The gross metabolic activity of the baby spinach leaves increased drastically after impregnation with calcium lactate, accounting to the largest increase in metabolic activity among the studied substances. Externally fed lactate has shown to be rapidly metabolized by spinach leaves and leaves of other species of higher plants such as lettuce and soybean (Betsche 1983). This lactate metabolization was shown to occur in the light and the dark. A fast, mitochondrial lactate metabolism has also been reported in potato tubers (Paventi et al. 2007). However, the carbon supplied with the lactate represents only a small percentage of the carbon supplied with the sucrose in the sucrose impregnated leaves, but the resulting energy burst is much higher (Fig. 2). Therefore, the calorimetry results (Fig. 2) suggest that the energy burst caused by the impregnation of calcium lactate is the result of a metabolic stimulation of the respiratory pathway by lactate as an effector rather than as a substrate. The energy burst caused by lactate impregnation may be caused by the mobilization of other carbon sources such as starch. During storage in the dark, mobilization of starch would explain the significant increase in fructose 2 days after impregnation and in glucose 4 days after impregnation. As, in the darkness, glucose is easier metabolized by the leaves than fructose (Sagishima et al. 1989), the overall effect was an earlier detection of the increase of fructose. However, the steady state concentrations of fructose and glucose will be influenced by glucose to fructose interconversion and glucose and fructose metabolization.
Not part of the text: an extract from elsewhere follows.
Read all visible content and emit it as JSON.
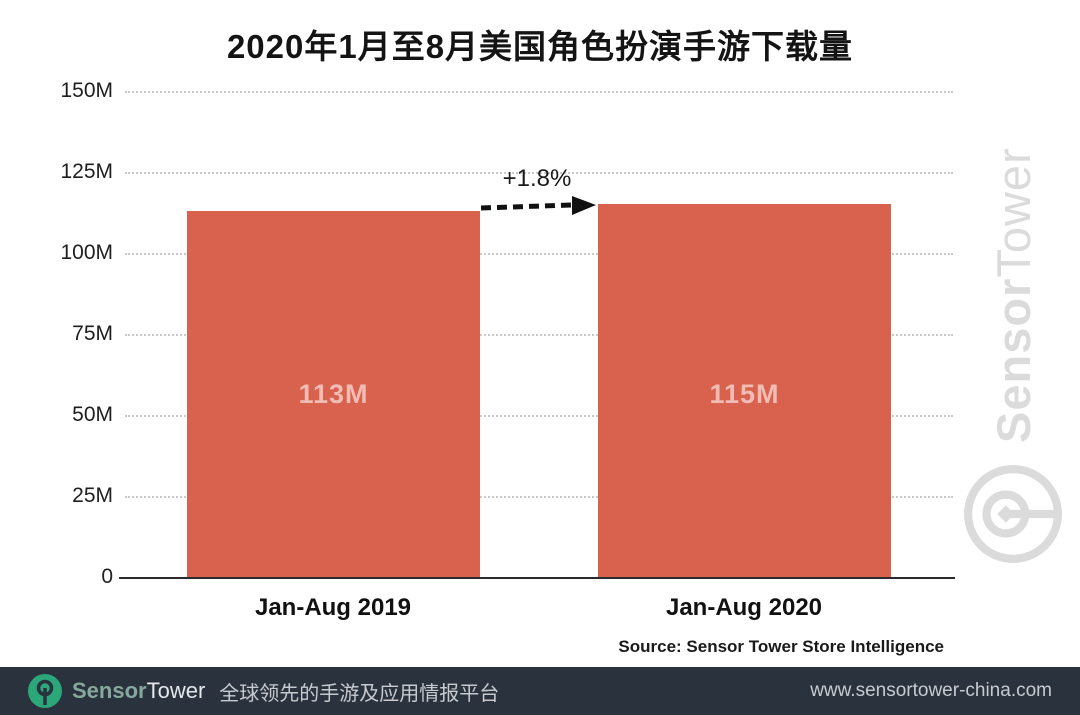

The impregnation of citric and ascorbic acid into the leaves did not provoke an increase of their gross metabolic activity, which is the measurement of short-term metabolic responses (Fig. 2). Interestingly, the effect of the impregnation with these acids is only noticeable through the sugar and starch composition analysis, days after the impregnation (Figs. 5 and 6). Upon VI with these solutions (at pH 3.2), the leaf’s apoplastic pH might have been considerably affected, which may have provoked changes in respiration (Lambers et al. 1998) and/or the alteration of gene expression patterns as reported by Lager et al. 2010, although this study was performed at higher pH values (4.5 to 6.0). As with the other impregnated substances, the measured concentrations of sugars will be the final result of the balance between sugar metabolization, starch mobilization, and sugar interconversions, differentially affected by the impregnated solutes.

Conclusions

This study explores metabolic responses of baby spinach tissue that follows the application of VI with commonly used substances for impregnation of fruit and vegetables. The following are the main results:

  1. i.

    Introducing different substances into baby spinach leaves by vacuum impregnation provoked different effects on the short-term gross metabolic activity measured with isothermal calorimetry. Sucrose and calcium lactate provoked rapid increases in the gross metabolic activity of the leaves while no change was detected after impregnation of citric or ascorbic acid.

  2. ii.

    Different changes in sugar composition (sucrose, glucose, and fructose) were detected, depending on the impregnated substance. The total sugar concentrations at each time point is likely the result of the balance between metabolization of the sugars and mobilization of starch; the concentration of which decreases in the impregnated leaves during 4 days of cold storage in darkness.

  3. iii.

    The detected effects of the impregnation with different substances are likely to be a consequence of their metabolization by the cells in the tissue.